Wyrok ws. Amber Gold. Lodowski: skazano pionki, najważniejszego nadal nie wiemy
- Ukarano pionki, więc nie ekscytuję się ich wyrokami. Natomiast w dalszym ciągu nie mamy odpowiedzi, co się stało z pieniędzmi należącymi do obywateli RP. To jest również przejaw pewnej nieudolności Rzeczpospolitej, że w takich sprawach nie jest w stanie uchronić swoich obywateli - mówił w Polskim Radiu 24 Miłosz Lodowski (publicysta).
2022-05-30, 13:35
Sąd Apelacyjny w Gdańsku obniżył karę dla Katarzyny P. o 1 rok. Wyrok dla Marcina P. pozostaje bez zmian. W październiku 2019 roku Sąd Okręgowy w Gdańsku skazał Marcina P., twórcę Amber Gold, na 15 lat więzienia, a Katarzynę P. na 12,5 roku.
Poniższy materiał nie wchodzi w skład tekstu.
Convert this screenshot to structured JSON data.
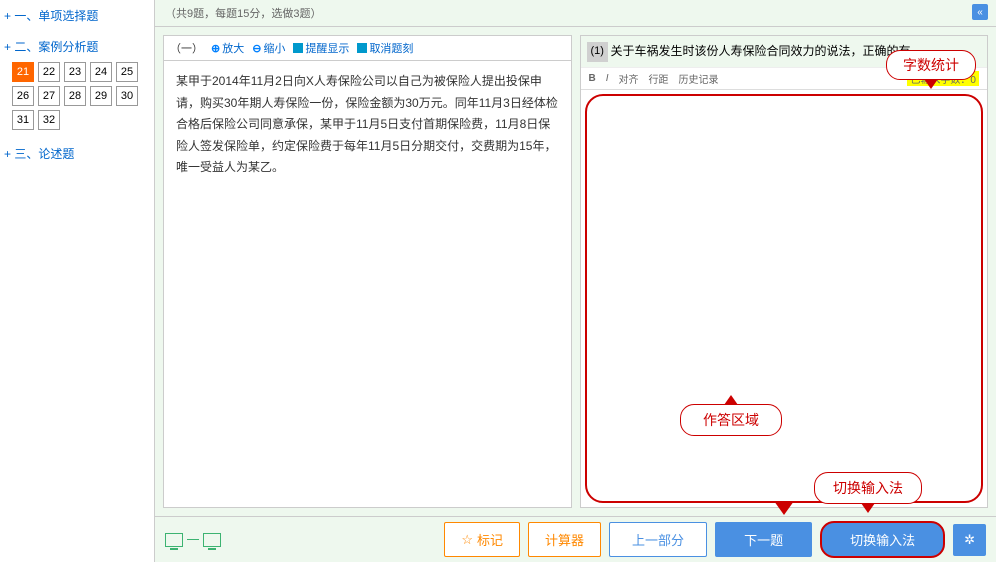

Do rozstrzygnięcia gdańskiego Sądu Okręgowego odniósł się Miłosz Lodowski, który podkreślił, że dalej nie ma odpowiedzi na kluczowe pytanie związane z tą aferą.
- Zastanawiam się, co się stało z ponad 800 milionami złotych, które zutylizowano w Amber Gold, należącymi do obywateli Rzeczpospolitej. Że takie rzeczy w XXI wieku są w Polsce możliwe, to jest najbardziej intersujące - ocenił.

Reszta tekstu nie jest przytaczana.